Some classical physics

If a 'classical' electron rotates around a point with angular momentum ${\vec {L}}$ , the system will have a magnetic dipole moment ${\vec {\mu }}$ (a vector perpendicular to the plane of rotation) proportional to the angular momentum:

${\vec {\mu }}=-{\frac {e}{2M}}{\vec {L}}=-\gamma {\vec {L}}$ (Eq. 1)

γ is called the gyromagnetic constant and M is the mass of the electron. In classical physics, a magnetic needle can be approximated as magnetic dipole moment and it has the tendency to align itself to a magnetic field ${\vec {B}}$ . More quantitatively, the energy of a magnetic dipole moment ${\vec {\mu }}$ in a field ${\vec {B}}$ is $E=-{\vec {\mu }}\cdot {\vec {B}}$ (scalar product) and if we consider the field aligned along the z axis

$E_{\mathrm {magnetic} }=-\mu _{z}B_{z}=\gamma L_{z}B_{z}$ (Eq. 2)

The hydrogen atom in a magnetic field

The angular momentum along the z direction for an electron in the hydrogen atom is Lz = mħ with m the magnetic quantum number. If a hydrogen atom is put where there is a magnetic field, there is an extra term of the energy, dependent on the quantum number m:

$E_{\mathrm {magnetic} }=-\mu _{z}B_{z}=m\hbar \gamma B_{z}$ (Eq. 3)

The previously degenerate levels of orbital 2p-1, 2p0, 2p+1 are split by the external magnetic field. This is called the Zeeman effect.

The Zeeman effect does not explain all the observations. You need another ingredient to explain the finer detail of the hydrogen spectrum.

The Stern-Gerlach experiment

A beam of particles with same mass, same velocity and different magnetic dipole moments passing through a region with inhomogeneous magnetic field will follow a trajectory that depends on the magnetic dipole moment.

The hydrogen atom in the ground state does not have magnetic dipole moment due to the orbital n=1, l=0, m=0. Nevertheless it is found that two different trajectories are followed by hydrogen atoms: there is an additional, previously unknown, magnetic dipole moment.

It was postulated (Goudsmit and Ulhembeck) that the electron possesses an intrinsic angular moment and (being charged) an intrinsic magnetic dipole moment.

Spin

The intrinsic angular momentum of the electron is called spin.

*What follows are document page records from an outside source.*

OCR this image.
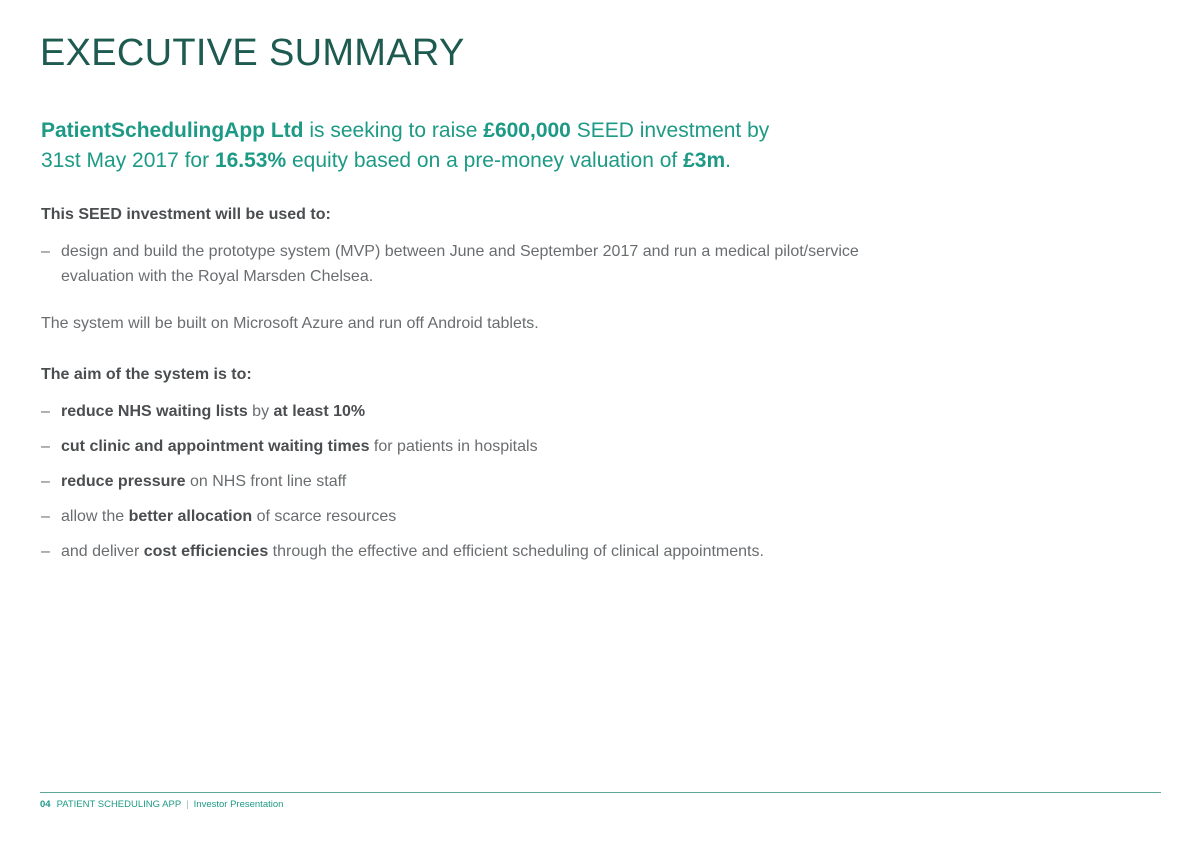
EXECUTIVE SUMMARY

PatientSchedulingApp Ltd is seeking to raise £600,000 SEED investment by
31st May 2017 for 16.53% equity based on a pre-money valuation of £3m.

This SEED investment will be used to:

– design and build the prototype system (MVP) between June and September 2017 and run a medical pilot/service
evaluation with the Royal Marsden Chelsea.

The system will be built on Microsoft Azure and run off Android tablets.

The aim of the system is to:

– reduce NHS waiting lists by at least 10%

– cut clinic and appointment waiting times for patients in hospitals

– reduce pressure on NHS front line staff

– allow the better allocation of scarce resources

– and deliver cost efficiencies through the effective and efficient scheduling of clinical appointments.

04 PATIENT SCHEDULING APP | Investor Presentation
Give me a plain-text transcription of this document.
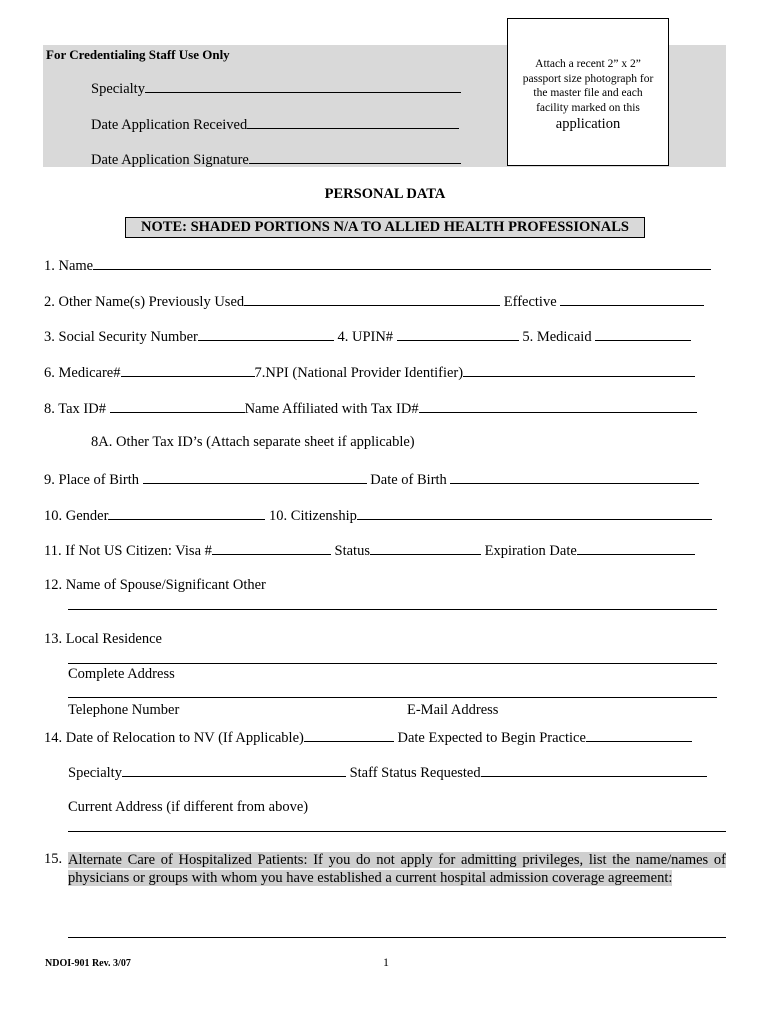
For Credentialing Staff Use Only
Specialty
Date Application Received
Date Application Signature
Attach a recent 2” x 2”
passport size photograph for
the master file and each
facility marked on this
application
PERSONAL DATA
NOTE: SHADED PORTIONS N/A TO ALLIED HEALTH PROFESSIONALS
1. Name
2. Other Name(s) Previously Used	Effective
3. Social Security Number	4. UPIN#	5. Medicaid
6. Medicare#	7.NPI (National Provider Identifier)
8. Tax ID#	Name Affiliated with Tax ID#
8A. Other Tax ID’s (Attach separate sheet if applicable)
9. Place of Birth	Date of Birth
10. Gender	10. Citizenship
11. If Not US Citizen: Visa #	Status	Expiration Date
12. Name of Spouse/Significant Other
13. Local Residence
Complete Address
Telephone Number	E-Mail Address
14. Date of Relocation to NV (If Applicable)	Date Expected to Begin Practice
Specialty	Staff Status Requested
Current Address (if different from above)
15. Alternate Care of Hospitalized Patients: If you do not apply for admitting privileges, list the name/names of physicians or groups with whom you have established a current hospital admission coverage agreement:
NDOI-901 Rev. 3/07	1
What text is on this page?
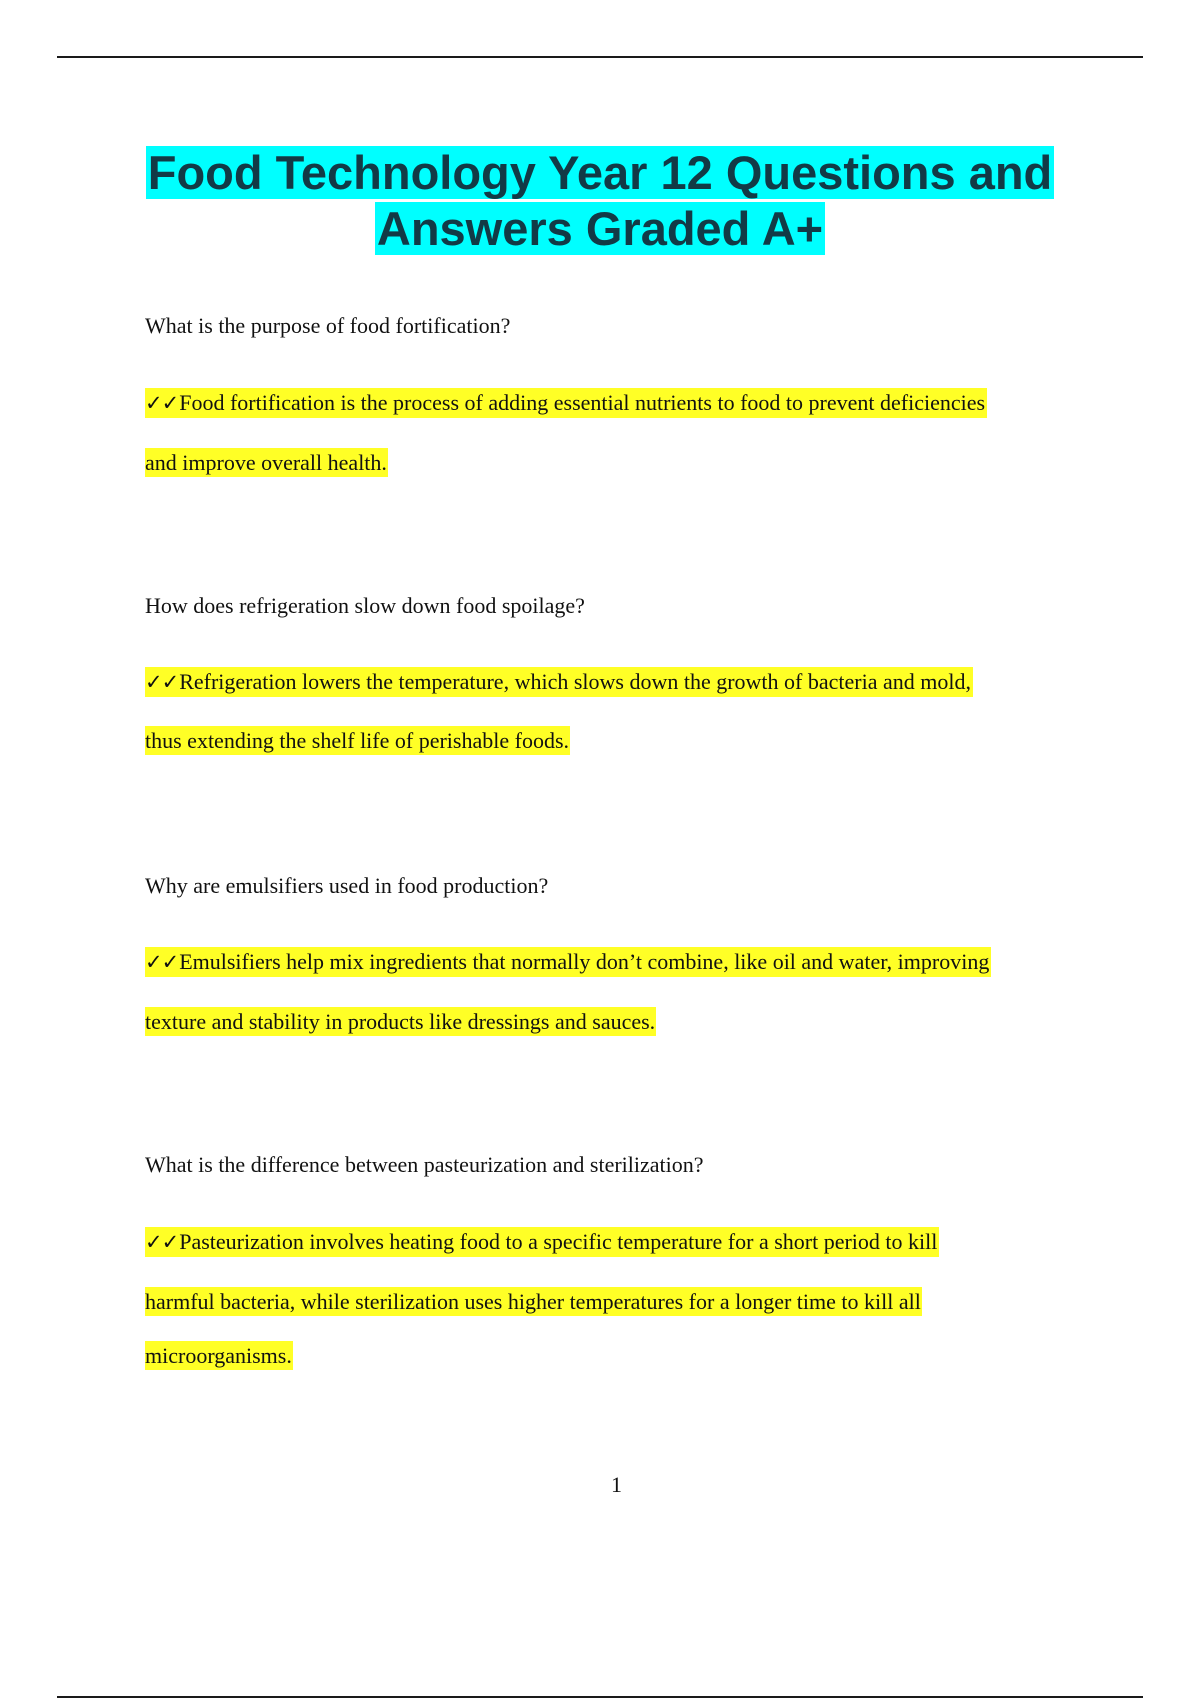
Food Technology Year 12 Questions and
Answers Graded A+
What is the purpose of food fortification?
✓✓Food fortification is the process of adding essential nutrients to food to prevent deficiencies
and improve overall health.
How does refrigeration slow down food spoilage?
✓✓Refrigeration lowers the temperature, which slows down the growth of bacteria and mold,
thus extending the shelf life of perishable foods.
Why are emulsifiers used in food production?
✓✓Emulsifiers help mix ingredients that normally don’t combine, like oil and water, improving
texture and stability in products like dressings and sauces.
What is the difference between pasteurization and sterilization?
✓✓Pasteurization involves heating food to a specific temperature for a short period to kill
harmful bacteria, while sterilization uses higher temperatures for a longer time to kill all
microorganisms.
1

The operators ${\hat {S}}^{2},{\hat {S}}_{z}$ can be defined in analogy to the angular momentum operators ${\hat {L}}^{2},{\hat {L}}_{z}$ with the eigenfunction σ satisfying

${\hat {S}}^{2}\omega =s(s+1)\hbar ^{2}\omega$ (Eq. 4)

• s is the angular quantum number for the spin

${\hat {S}}_{z}\omega =m_{s}\hbar \omega$ (Eq. 5)

• ms is the magnetic quantum number for the spin

However, as the experiment shows that there are only two possible values of magnetic dipole moments, we have to acknowledge that the only possible quantum numbers are:

s = ½ ; ms = ±½

So there are only two possible spin wavefunctions for the electron, conventionally called spin up (or α) and spin down (or β).

Consequences of the existence of spin

The extra magnetic dipole affects the energy of the atom under magnetic field (that is how it was discovered) but the details are not essential if you are not specifically interested in magnetic properties.

The angular momentum of the electron and the angular momentum of the spin combine together in a non-trivial way (the total energy is not exactly the sum of the energies of the two rotors). This effect is called spin-orbit coupling and it is essential to understand the details of the spectra of multi-electron atoms. The spin-orbit coupling is small and important only for heavy atoms.

The existence of spin changes completely the behavior of multi-electron systems. It gives rise to the periodic table and all the phenomenology of chemical bonding and reactions. This is important for all chemists and will be investigated in the next lesson. Exercise Calculate ħγBz for Bz = 1 Tesla and for Bz equal to the typical magnetic field on the earth surface. What is the electron spin? Describe the Zeeman effect.